The average height for a British woman is 1.62 metres (5 feet, 4 inches). But those who were between 1.51 and 1.58 metres were most likely to be married and to have children by the age of 42. This relationship held true even after accounting for social class.
The study also found that women prefer men who are taller than average. A man of 1.83 metres (6 feet exactly) was more likely to have a partner and children than a man standing at the average height of 1.77 metres (5 feet, 10 inches).
But why men should prefer smaller women is unclear, says Daniel Nettle of the Open University, who led the research. "There is no evidence that shorter women conceive more quickly or are more fertile in a contemporary population," he says. In fact, previous studies have found that smaller women are more likely to die in childbirth.
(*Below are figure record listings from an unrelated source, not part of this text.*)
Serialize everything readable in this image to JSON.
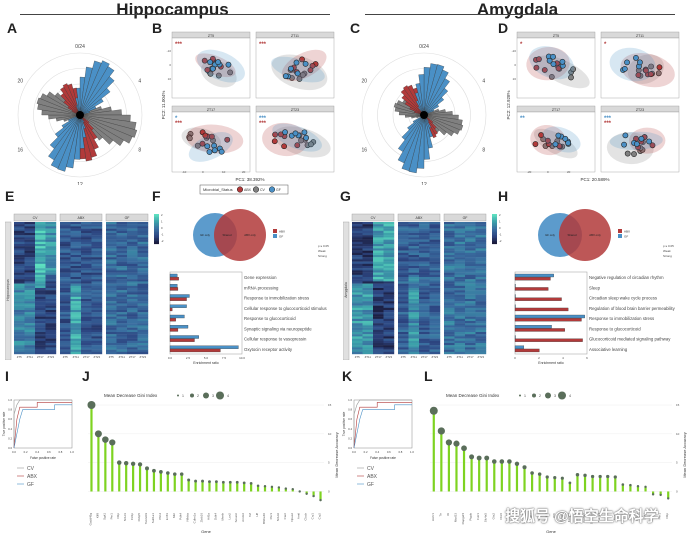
{
  "sections": {
    "left_title": "Hippocampus",
    "right_title": "Amygdala"
  },
  "panel_labels": [
    "A",
    "B",
    "C",
    "D",
    "E",
    "F",
    "G",
    "H",
    "I",
    "J",
    "K",
    "L"
  ],
  "colors": {
    "ABX": "#b23a3a",
    "CV": "#808080",
    "GF": "#4a90c6",
    "lollipop": "#7ed321",
    "heat_low": "#1a1a3a",
    "heat_mid": "#3a6ea0",
    "heat_high": "#5ee0c0"
  },
  "chart_data": [
    {
      "id": "A",
      "type": "polar-bar",
      "title": "Hippocampus rose plot",
      "angle_labels": [
        "0/24",
        "4",
        "8",
        "12",
        "16",
        "20"
      ],
      "series": [
        {
          "name": "GF",
          "peak_hours": [
            1,
            13
          ]
        },
        {
          "name": "CV",
          "peak_hours": [
            7,
            19
          ]
        },
        {
          "name": "ABX",
          "peak_hours": [
            10,
            22
          ]
        }
      ]
    },
    {
      "id": "B",
      "type": "scatter",
      "facets": [
        "ZT5",
        "ZT11",
        "ZT17",
        "ZT23"
      ],
      "xlabel": "PC1: 38.392%",
      "ylabel": "PC2: 11.004%",
      "legend_title": "Microbial_Status",
      "legend": [
        "ABX",
        "CV",
        "GF"
      ],
      "significance": {
        "ZT5": [
          "***"
        ],
        "ZT11": [
          "***"
        ],
        "ZT17": [
          "*",
          "***"
        ],
        "ZT23": [
          "***",
          "***"
        ]
      }
    },
    {
      "id": "C",
      "type": "polar-bar",
      "title": "Amygdala rose plot",
      "angle_labels": [
        "0/24",
        "4",
        "8",
        "12",
        "16",
        "20"
      ]
    },
    {
      "id": "D",
      "type": "scatter",
      "facets": [
        "ZT5",
        "ZT11",
        "ZT17",
        "ZT23"
      ],
      "xlabel": "PC1: 20.589%",
      "ylabel": "PC2: 12.928%",
      "legend_title": "Microbial_Status",
      "legend": [
        "ABX",
        "CV",
        "GF"
      ],
      "significance": {
        "ZT5": [
          "*"
        ],
        "ZT11": [
          "*"
        ],
        "ZT17": [
          "**"
        ],
        "ZT23": [
          "***",
          "***"
        ]
      }
    },
    {
      "id": "E",
      "type": "heatmap",
      "groups": [
        "CV",
        "ABX",
        "GF"
      ],
      "columns": [
        "ZT5",
        "ZT11",
        "ZT17",
        "ZT23"
      ],
      "row_label": "Hippocampus",
      "scale": [
        -2,
        -1,
        0,
        1,
        2
      ]
    },
    {
      "id": "F",
      "type": "bar",
      "venn": {
        "sets": [
          "ABX",
          "GF"
        ],
        "regions": [
          "GF only",
          "Shared",
          "ABX only"
        ]
      },
      "legend": [
        "p ≤ 0.05",
        "Weak",
        "Strong"
      ],
      "categories": [
        "Gene expression",
        "mRNA processing",
        "Response to immobilization stress",
        "Cellular response to glucocorticoid stimulus",
        "Response to glucocorticoid",
        "Synaptic signaling via neuropeptide",
        "Cellular response to vasopressin",
        "Oxytocin receptor activity"
      ],
      "series": [
        {
          "name": "GF",
          "values": [
            1.0,
            1.0,
            2.7,
            2.3,
            2.0,
            2.5,
            4.0,
            9.5
          ]
        },
        {
          "name": "ABX",
          "values": [
            1.2,
            1.1,
            2.3,
            0.3,
            0.8,
            1.1,
            3.4,
            7.0
          ]
        }
      ],
      "xlabel": "Enrichment ratio",
      "xticks": [
        "0.0",
        "2.5",
        "5.0",
        "7.5",
        "10.0"
      ],
      "xlim": [
        0,
        10
      ]
    },
    {
      "id": "G",
      "type": "heatmap",
      "groups": [
        "CV",
        "ABX",
        "GF"
      ],
      "columns": [
        "ZT5",
        "ZT11",
        "ZT17",
        "ZT23"
      ],
      "row_label": "Amygdala",
      "scale": [
        -2,
        -1,
        0,
        1,
        2
      ]
    },
    {
      "id": "H",
      "type": "bar",
      "venn": {
        "sets": [
          "ABX",
          "GF"
        ],
        "regions": [
          "GF only",
          "Shared",
          "ABX only"
        ]
      },
      "legend": [
        "p ≤ 0.05",
        "Weak",
        "Strong"
      ],
      "categories": [
        "Negative regulation of circadian rhythm",
        "Sleep",
        "Circadian sleep wake cycle process",
        "Regulation of blood brain barrier permeability",
        "Response to immobilization stress",
        "Response to glucocorticoid",
        "Glucocorticoid mediated signaling pathway",
        "Associative learning"
      ],
      "series": [
        {
          "name": "GF",
          "values": [
            3.5,
            0,
            0,
            0,
            6.3,
            3.3,
            0,
            0.8
          ]
        },
        {
          "name": "ABX",
          "values": [
            3.2,
            3.0,
            4.2,
            4.8,
            6.0,
            4.5,
            6.1,
            2.2
          ]
        }
      ],
      "xlabel": "Enrichment ratio",
      "xticks": [
        "0",
        "2",
        "4",
        "6"
      ],
      "xlim": [
        0,
        6.5
      ]
    },
    {
      "id": "I",
      "type": "line",
      "xlabel": "False positive rate",
      "ylabel": "True positive rate",
      "xticks": [
        "0.0",
        "0.2",
        "0.4",
        "0.6",
        "0.8",
        "1.0"
      ],
      "yticks": [
        "0.0",
        "0.2",
        "0.4",
        "0.6",
        "0.8",
        "1.0"
      ],
      "legend": [
        "CV",
        "ABX",
        "GF"
      ]
    },
    {
      "id": "J",
      "type": "lollipop",
      "xlabel": "Gene",
      "ylabel": "Mean Decrease Accuracy",
      "size_legend_title": "Mean Decrease Gini Index",
      "size_legend": [
        "1",
        "2",
        "3",
        "4"
      ],
      "categories": [
        "Gadd45g",
        "Klf9",
        "Sgk1",
        "Per1",
        "Dbp",
        "Nr1d1",
        "Cirbp",
        "Fkbp5",
        "Tsc22d3",
        "Sult1a1",
        "Plin4",
        "Errfi1",
        "Mt2",
        "Pdk4",
        "Nfkbia",
        "Cdkn1a",
        "Zbtb16",
        "Hif3a",
        "Ddit4",
        "Mertk",
        "Lcn2",
        "Sox2ot",
        "Arrdc2",
        "Tef",
        "Hlf",
        "Bhlhe40",
        "Per3",
        "Nr1d2",
        "Ciart",
        "Npas2",
        "Arntl",
        "Clock",
        "Cry1",
        "Cry2"
      ],
      "values": [
        15,
        10,
        9,
        8.5,
        5,
        4.9,
        4.8,
        4.7,
        4,
        3.6,
        3.4,
        3.2,
        3,
        3,
        2,
        1.8,
        1.8,
        1.7,
        1.7,
        1.6,
        1.6,
        1.6,
        1.5,
        1.4,
        1,
        0.9,
        0.8,
        0.7,
        0.5,
        0.4,
        0,
        -0.4,
        -0.8,
        -1.5
      ],
      "ylim": [
        -2,
        15
      ]
    },
    {
      "id": "K",
      "type": "line",
      "xlabel": "False positive rate",
      "ylabel": "True positive rate",
      "xticks": [
        "0.0",
        "0.2",
        "0.4",
        "0.6",
        "0.8",
        "1.0"
      ],
      "yticks": [
        "0.0",
        "0.2",
        "0.4",
        "0.6",
        "0.8",
        "1.0"
      ],
      "legend": [
        "CV",
        "ABX",
        "GF"
      ]
    },
    {
      "id": "L",
      "type": "lollipop",
      "xlabel": "Gene",
      "ylabel": "Mean Decrease Accuracy",
      "size_legend_title": "Mean Decrease Gini Index",
      "size_legend": [
        "1",
        "2",
        "3",
        "4"
      ],
      "categories": [
        "Hcrtr1",
        "Ttr",
        "Kl",
        "Mrpl33",
        "Rapgef4",
        "Ptgds",
        "Folr1",
        "Slc4a5",
        "Otx2",
        "Clic6",
        "Kcne2",
        "F5",
        "Sostdc1",
        "Cldn1",
        "Igfbp2",
        "Aqp1",
        "Prlr",
        "Enpp2",
        "Kcnj13",
        "Slc13a4",
        "Col8a1",
        "Sema3b",
        "Calml4",
        "Cox8b",
        "Msx1",
        "Wfikkn2",
        "Crym",
        "Dmp1",
        "Sgk1",
        "Fkbp5",
        "Per1",
        "Dbp"
      ],
      "values": [
        14,
        10.5,
        8.5,
        8.3,
        7.5,
        6,
        5.8,
        5.8,
        5.2,
        5.2,
        5.2,
        4.8,
        4.2,
        3.2,
        3,
        2.5,
        2.4,
        2.3,
        1.5,
        2.9,
        2.8,
        2.6,
        2.6,
        2.6,
        2.5,
        1.2,
        1.1,
        0.9,
        0.8,
        -0.5,
        -0.6,
        -1.2
      ],
      "ylim": [
        -2,
        15
      ]
    }
  ],
  "axes": {
    "B_xticks": [
      "-10",
      "0",
      "10",
      "20"
    ],
    "B_yticks": [
      "-10",
      "0",
      "10"
    ],
    "D_xticks": [
      "-20",
      "0",
      "20"
    ],
    "D_yticks": [
      "-20",
      "0",
      "20"
    ]
  },
  "watermark": "搜狐号 @悟空生命科学"
}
"But we know that men are drawn to things that in our evolutionary past would have been a cue for fertility. And in one sense tallness is a negative cue - tall women reach puberty later and probably their secondary sexual characteristics develop somewhat later," he says.
Nettle thinks the finding that men prefer mates who are smaller than average, but women prefer the opposite, also suggests the height disparity between the sexes is likely to continue.
The genetics of height is poorly understood, he stresses. "Oddly enough, we know that the heights of mother and son and of father and daughter correlate. So it would seem that a woman choosing a tall husband is also choosing tall daughters."